An efficient dissipative particle dynamics-based algorithm for simulating electrolyte solutions
Stefan Medina, Jiajia Zhou, Zhen-Gang Wang, Friederike Schmid

TL;DR
This paper introduces a computationally efficient DPD-based algorithm for simulating electrolyte solutions, combining fluid dynamics and ionic concentration evolution, especially suited for high salt concentration systems, demonstrated through electro-osmotic flow simulations.
Contribution
The paper presents a novel DPD-based simulation method that efficiently models electrolyte solutions with high salt concentrations, integrating ionic and fluid dynamics.
Findings
Method accurately predicts electro-osmotic flow over superhydrophobic surfaces.
Results align well with recent theoretical predictions.

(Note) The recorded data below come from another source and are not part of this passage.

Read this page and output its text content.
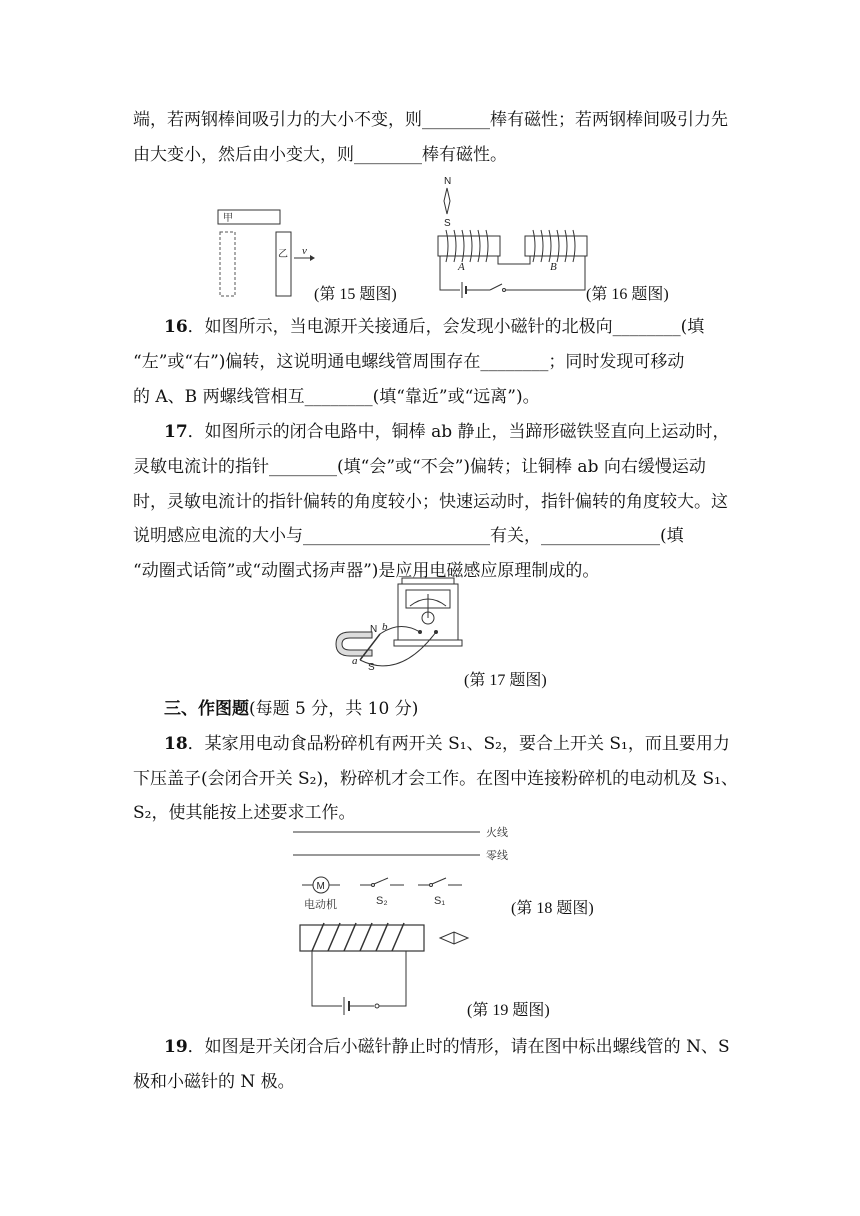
端，若两钢棒间吸引力的大小不变，则________棒有磁性；若两钢棒间吸引力先
由大变小，然后由小变大，则________棒有磁性。
甲
乙 v
(第 15 题图)
N
S
A	B
(第 16 题图)
16．如图所示，当电源开关接通后，会发现小磁针的北极向________(填
“左”或“右”)偏转，这说明通电螺线管周围存在________；同时发现可移动
的 A、B 两螺线管相互________(填“靠近”或“远离”)。
17．如图所示的闭合电路中，铜棒 ab 静止，当蹄形磁铁竖直向上运动时，
灵敏电流计的指针________(填“会”或“不会”)偏转；让铜棒 ab 向右缓慢运动
时，灵敏电流计的指针偏转的角度较小；快速运动时，指针偏转的角度较大。这
说明感应电流的大小与______________________有关，______________(填
“动圈式话筒”或“动圈式扬声器”)是应用电磁感应原理制成的。
N
S
a
b
(第 17 题图)
三、作图题(每题 5 分，共 10 分)
18．某家用电动食品粉碎机有两开关 S₁、S₂，要合上开关 S₁，而且要用力
下压盖子(会闭合开关 S₂)，粉碎机才会工作。在图中连接粉碎机的电动机及 S₁、
S₂，使其能按上述要求工作。
火线
零线
M
电动机	S₂	S₁	(第 18 题图)
(第 19 题图)
19．如图是开关闭合后小磁针静止时的情形，请在图中标出螺线管的 N、S
极和小磁针的 N 极。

Algorithm reduces computational costs for high salt concentration systems.
Abstract
We propose an efficient simulation algorithm based on the dissipative particle dynamics (DPD) method for studying electrohydrodynamic phenomena in electrolyte fluids. The fluid flow is mimicked with DPD particles while the evolution of the concentration of the ionic species is described using Brownian pseudo particles. The method is designed especially for systems with high salt concentrations, as explicit treatment of the salt ions becomes computationally expensive. For illustration, we apply the method to electro-osmotic flow over patterned, superhydrophobic surfaces. The results are in good agreement with recent theoretical predictions.